Uma das alegações dos que defendem a hipótese de Francis Bacon é a suposta impossibilidade de que dois gênios de tamanha estatura, Shakespeare e o próprio Bacon, pudessem ter surgido numa mesma época e num mesmo lugar. O que havia de tão estimulante para as artes e para a filosofia na Inglaterra elisabetana?

Essa é uma excelente questão – e um grande mistério. Fico me perguntando se a mesma coisa pode ser pensada em relação a outras áreas (um período e uma nação que tenham produzido grandes compositores, ou físicos, ou jogadores de futebol. Tenho certeza que os historiadores do futuro vão se perguntar: "Pelé era único, ou simplesmente o melhor de um time excepcionalmente talentoso que jogava para ele, o Santos?"). O que sei é que o número de mentes brilhantes e escritores excepcionais da era elisabetana vai muito além de Bacon e Shakespeare, e inclui os poetas John Donne e George Herbert, os dramaturgos Christopher Marlowe e John Webster, o religioso Lancelot Andrewes e muitos outros. A melhor explicação que posso oferecer é que era uma época de pressão religiosa, política e social, com uma cultura de se voltar aos escritores para explicar e interpretar aqueles tempos turbulentos.

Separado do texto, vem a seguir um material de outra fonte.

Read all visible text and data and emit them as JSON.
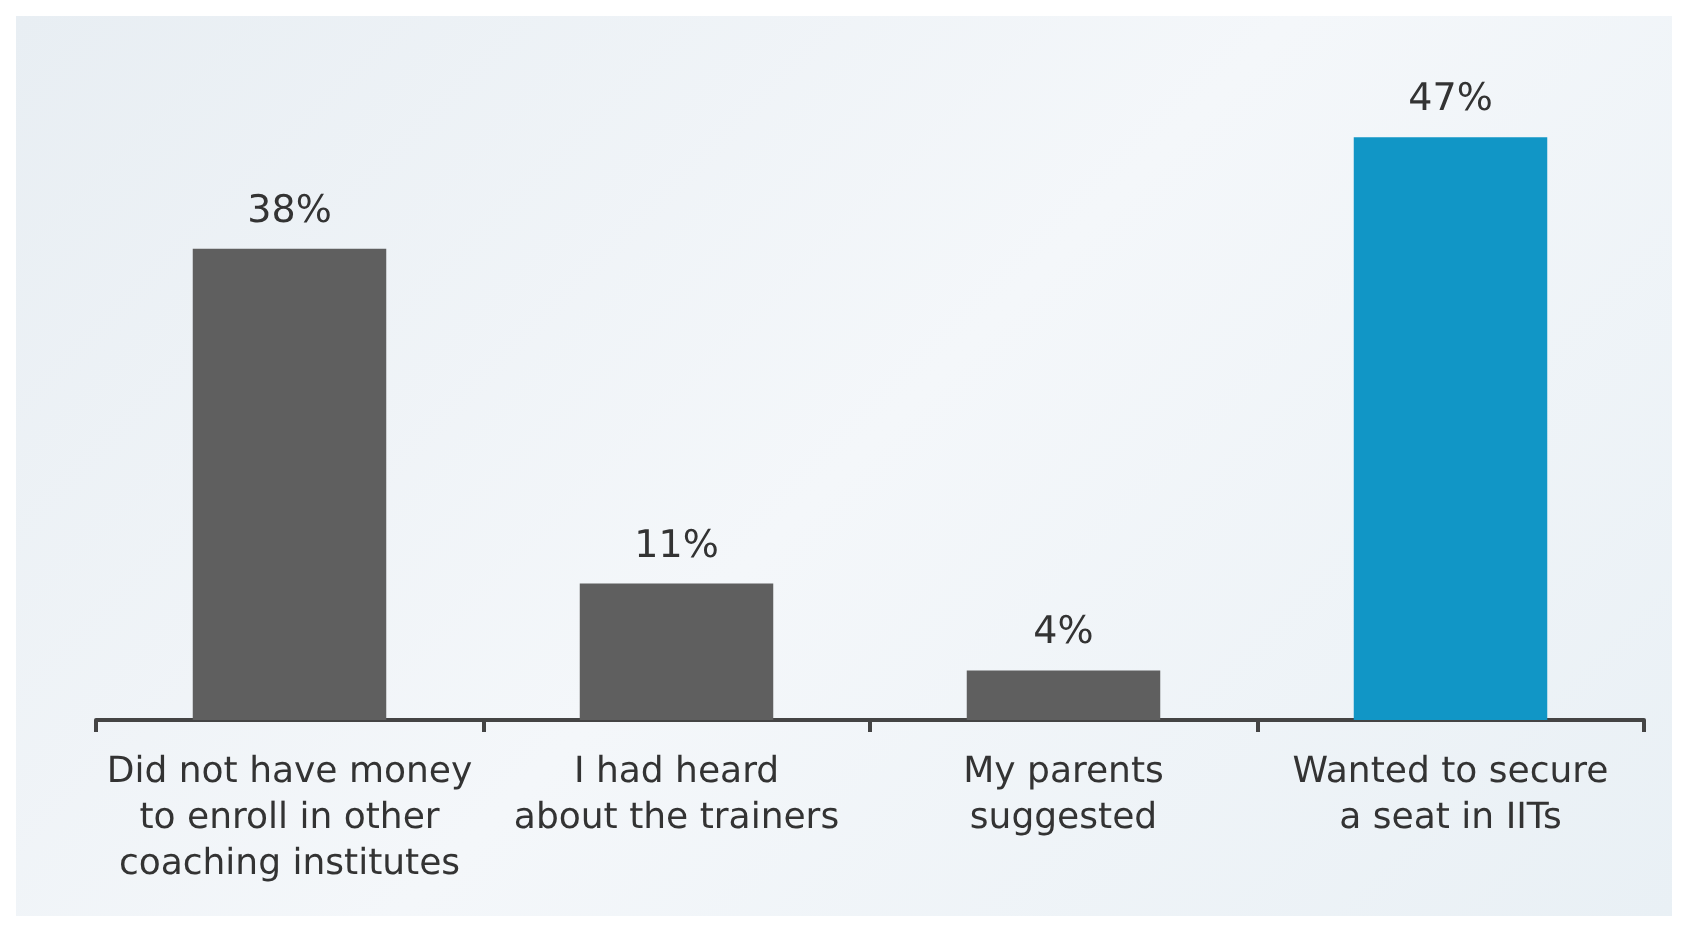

Qual foi sua primeira reação ao descobrir que um documento tão seminal para os divulgadores da controvérsia da autoria, o "Manuscrito de Cowell", era uma falsificação?

Deixei para pesquisar o "Manuscrito de Cowell", disponível na Universidade de Londres, nos últimos anos de minha pesquisa. E, quando o fiz, estava temeroso, porque esse documento poderia contradizer tudo o que eu havia descoberto a respeito das origens da controvérsia. As provas que eu tinha conseguido reunir até então localizavam o surgimento da questão entre as décadas de 1840 e 1850; pelo "Manuscrito de Cowell", poderia recuar a 1785. Nesse ponto, ainda não sabia que o documento era uma falsificação... Algumas pessoas já haviam levantado essa hipótese, mas sem conseguir provar nada – e, de qualquer forma, praticamente todos os documentos relativos à questão da autoria já foram questionados. Quando pedi para consultar o manuscrito, não fazia ideia do que me aguardava. Descobrir que se tratava de uma falsificação foi um prazer e um grande alívio – não se tem muitas experiências assim no decurso de uma carreira acadêmica.